The question is what’s causing this racial gap between the people who have gotten the vaccine and those who have not.
Initially, I thought it might be because people of color were having difficulties navigating the systems used to sign up for vaccinations. But I’m not sure it is as simple as that.
According to the last CNN poll, just 11% of people of color say they have tried to schedule vaccinations and have failed. It’s 9% for Whites. Compare that with the 36% of people of color who say they want a vaccine and haven’t tried to get one. Just 25% of White people indicated they want to get the vaccine and have not tried to get one.
This poll finding seems to be representative of other data I’m seeing. The polls indicate that people of color aren’t trying to sign up and failing. It’s that they aren’t trying to sign up at all, even though they want the vaccine.
Some might call this hesitancy, but it could be that many people of color think that it’s so hard to get vaccinated or the system is so difficult to navigate that it isn’t worth trying.
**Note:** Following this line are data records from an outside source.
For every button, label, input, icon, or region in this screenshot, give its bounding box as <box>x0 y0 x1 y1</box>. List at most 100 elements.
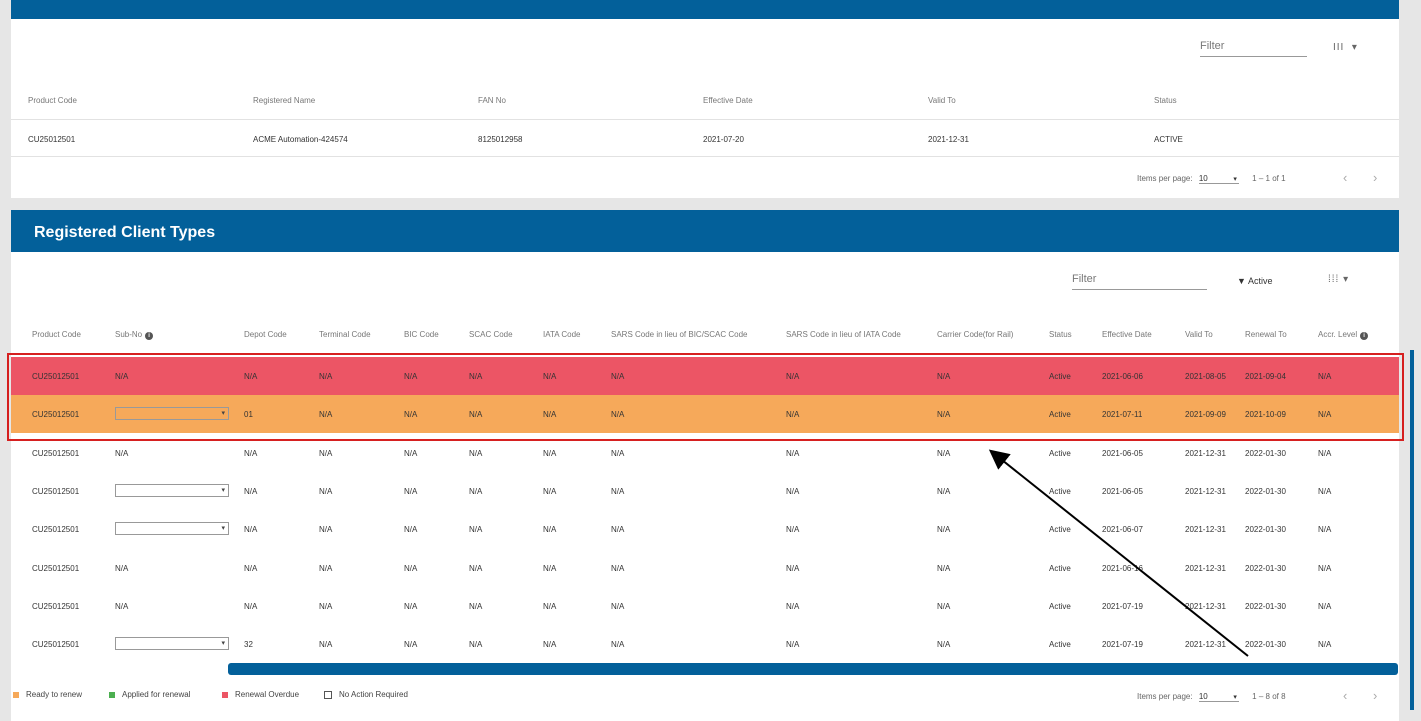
table-cell: N/A <box>1318 448 1332 458</box>
table-cell: 2021-07-19 <box>1102 640 1143 650</box>
table-cell: N/A <box>244 448 258 458</box>
column-header: SCAC Code <box>469 330 513 339</box>
vertical-scrollbar[interactable] <box>1410 350 1414 710</box>
table-cell: 2021-12-31 <box>1185 448 1226 458</box>
column-header-label: BIC Code <box>404 330 439 339</box>
table-row[interactable]: CU25012501 ▾ 32 N/A N/A N/A N/A N/A N/A N/A Active… <box>11 625 1399 663</box>
table-cell: N/A <box>115 372 129 381</box>
table-cell: N/A <box>1318 486 1332 496</box>
table-cell: N/A <box>937 525 951 535</box>
column-header-label: Terminal Code <box>319 330 371 339</box>
table-cell: Active <box>1049 448 1071 458</box>
table-row[interactable]: CU25012501 ▾ N/A N/A N/A N/A N/A N/A N/A N/A Activ… <box>11 510 1399 548</box>
table-cell: N/A <box>786 486 800 496</box>
table-cell: CU25012501 <box>32 448 80 458</box>
table-row[interactable]: CU25012501 ▾ 01 N/A N/A N/A N/A N/A N/A N/A Active… <box>11 395 1399 434</box>
column-header-label: Sub-No <box>115 330 143 339</box>
table-cell: N/A <box>115 448 129 458</box>
table-cell: 2022-01-30 <box>1245 448 1286 458</box>
column-header: Effective Date <box>703 96 753 105</box>
table-cell: N/A <box>1318 601 1332 611</box>
table-cell: N/A <box>319 410 333 420</box>
table-cell: 2021-06-05 <box>1102 486 1143 496</box>
table-cell: 2021-12-31 <box>1185 486 1226 496</box>
column-header: Accr. Level i <box>1318 330 1369 340</box>
table-cell: N/A <box>404 448 418 458</box>
table-cell: Active <box>1049 372 1071 381</box>
table-cell: N/A <box>319 486 333 496</box>
info-icon[interactable]: i <box>1360 332 1369 340</box>
info-icon[interactable]: i <box>145 332 154 340</box>
table-cell: N/A <box>319 525 333 535</box>
table-cell: N/A <box>937 601 951 611</box>
table-cell: N/A <box>244 601 258 611</box>
table-cell: N/A <box>786 563 800 573</box>
table-cell: Active <box>1049 601 1071 611</box>
table-row[interactable]: CU25012501 N/A N/A N/A N/A N/A N/A N/A N/A N/A Act… <box>11 549 1399 587</box>
items-per-page-select[interactable]: 10 ▾ <box>1198 174 1239 184</box>
table-cell: N/A <box>786 525 800 535</box>
column-header: Valid To <box>928 96 956 105</box>
table-cell: CU25012501 <box>32 372 80 381</box>
chevron-down-icon: ▾ <box>1351 42 1358 53</box>
next-page-button[interactable]: › <box>1373 170 1377 185</box>
table-row[interactable]: CU25012501 N/A N/A N/A N/A N/A N/A N/A N/A N/A Act… <box>11 357 1399 395</box>
next-page-button[interactable]: › <box>1373 688 1377 703</box>
table-cell: N/A <box>611 486 625 496</box>
chevron-down-icon: ▾ <box>221 486 225 494</box>
column-header-label: SCAC Code <box>469 330 513 339</box>
prev-page-button[interactable]: ‹ <box>1343 170 1347 185</box>
table-row[interactable]: CU25012501 N/A N/A N/A N/A N/A N/A N/A N/A N/A Act… <box>11 587 1399 625</box>
legend-swatch <box>324 690 332 699</box>
column-header-label: Accr. Level <box>1318 330 1358 339</box>
sub-no-select[interactable]: ▾ <box>115 483 229 497</box>
table-cell: N/A <box>404 486 418 496</box>
legend-label: No Action Required <box>339 690 408 699</box>
column-selector-button[interactable]: ⁞⁞⁞ ▾ <box>1328 274 1349 285</box>
table-cell: N/A <box>469 601 483 611</box>
page-range: 1 – 8 of 8 <box>1252 692 1286 701</box>
legend-item: Renewal Overdue <box>222 690 299 699</box>
filter-input[interactable]: Filter <box>1200 40 1307 57</box>
table-cell: N/A <box>937 563 951 573</box>
filter-input[interactable]: Filter <box>1072 273 1207 290</box>
column-header-label: Status <box>1049 330 1072 339</box>
table-cell: N/A <box>543 563 557 573</box>
sub-no-select[interactable]: ▾ <box>115 407 229 421</box>
table-cell: Active <box>1049 486 1071 496</box>
table-row[interactable]: CU25012501 N/A N/A N/A N/A N/A N/A N/A N/A N/A Act… <box>11 434 1399 472</box>
column-header: Registered Name <box>253 96 316 105</box>
table-cell: 2021-09-04 <box>1245 372 1286 381</box>
column-header: IATA Code <box>543 330 581 339</box>
table-cell: 2021-12-31 <box>1185 563 1226 573</box>
sub-no-select[interactable]: ▾ <box>115 637 229 651</box>
table-cell: N/A <box>469 448 483 458</box>
column-header-label: Renewal To <box>1245 330 1287 339</box>
column-selector-button[interactable]: III ▾ <box>1333 42 1358 53</box>
table-cell: N/A <box>319 448 333 458</box>
table-cell: 2021-07-11 <box>1102 410 1143 420</box>
table-cell: N/A <box>786 448 800 458</box>
table-cell: Active <box>1049 410 1071 420</box>
table-cell: CU25012501 <box>28 135 76 144</box>
table-cell: N/A <box>543 372 557 381</box>
chevron-right-icon: › <box>1373 688 1378 703</box>
table-cell: N/A <box>611 410 625 420</box>
table-cell: N/A <box>611 640 625 650</box>
status-filter-dropdown[interactable]: ▼ Active <box>1237 276 1272 286</box>
table-cell: N/A <box>244 563 258 573</box>
chevron-down-icon: ▾ <box>1343 274 1350 285</box>
table-cell: N/A <box>404 372 418 381</box>
sub-no-select[interactable]: ▾ <box>115 522 229 536</box>
prev-page-button[interactable]: ‹ <box>1343 688 1347 703</box>
table-cell: N/A <box>543 601 557 611</box>
table-row[interactable]: CU25012501 ▾ N/A N/A N/A N/A N/A N/A N/A N/A Activ… <box>11 472 1399 510</box>
column-header: Depot Code <box>244 330 287 339</box>
table-cell: N/A <box>611 525 625 535</box>
column-header: Status <box>1049 330 1072 339</box>
table-cell: 2021-12-31 <box>1185 640 1226 650</box>
top-header-bar <box>11 0 1399 19</box>
horizontal-scrollbar[interactable] <box>228 663 1398 675</box>
table-cell: N/A <box>115 563 129 573</box>
items-per-page-select[interactable]: 10 ▾ <box>1198 692 1239 702</box>
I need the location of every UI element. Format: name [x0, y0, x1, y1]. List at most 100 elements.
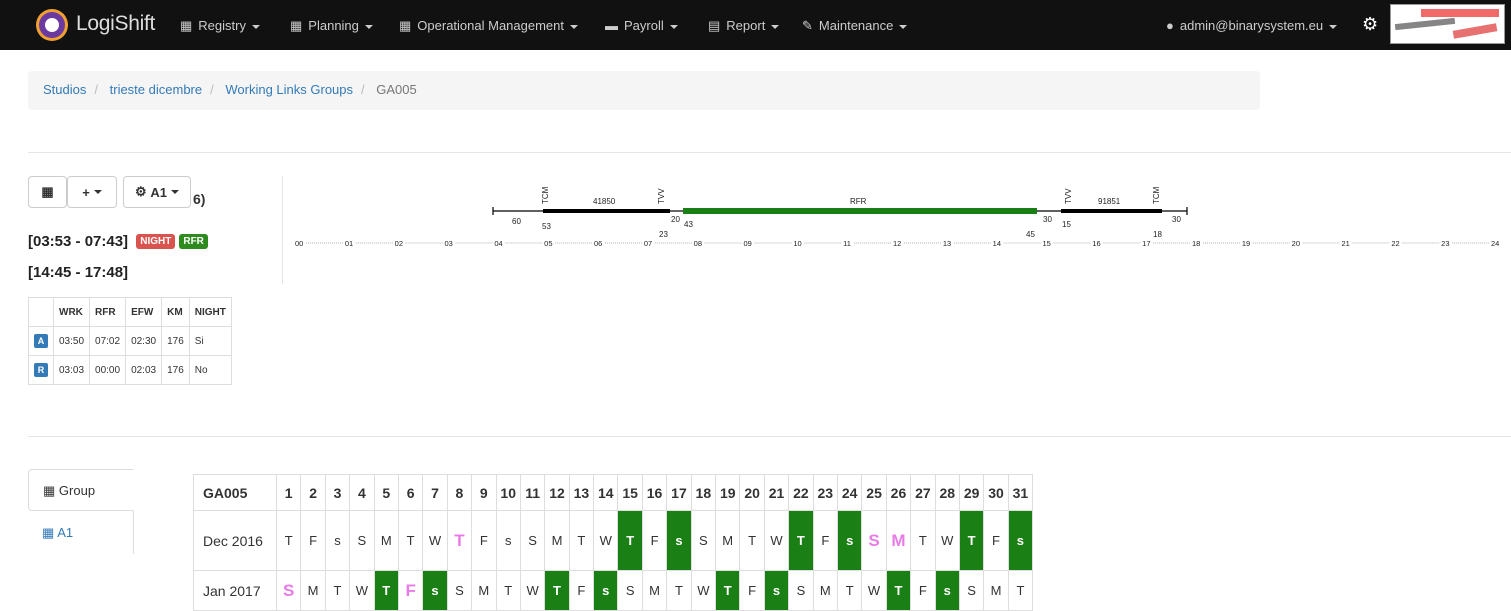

Part of what may be occurring is that White people have easier access to the vaccine. Alex Samuels of FiveThirtyEight, who suggested that hesitancy was not the reason for vaccine inequity, has pointed out a lack of investment in vaccination centers in Black communities.
Obviously, you would be less likely to try to sign up if you didn’t think the vaccine was easily available to you.
We’ll see if the effort in some states (including New York) to put more vaccination centers in Black and Hispanic communities eventually pays off.
For now, politicians might be wise to shift their focus away from putting the onus on communities of color for not getting vaccinated. They should try to ensure easier access to the vaccine and make sure these communities know that they can get it.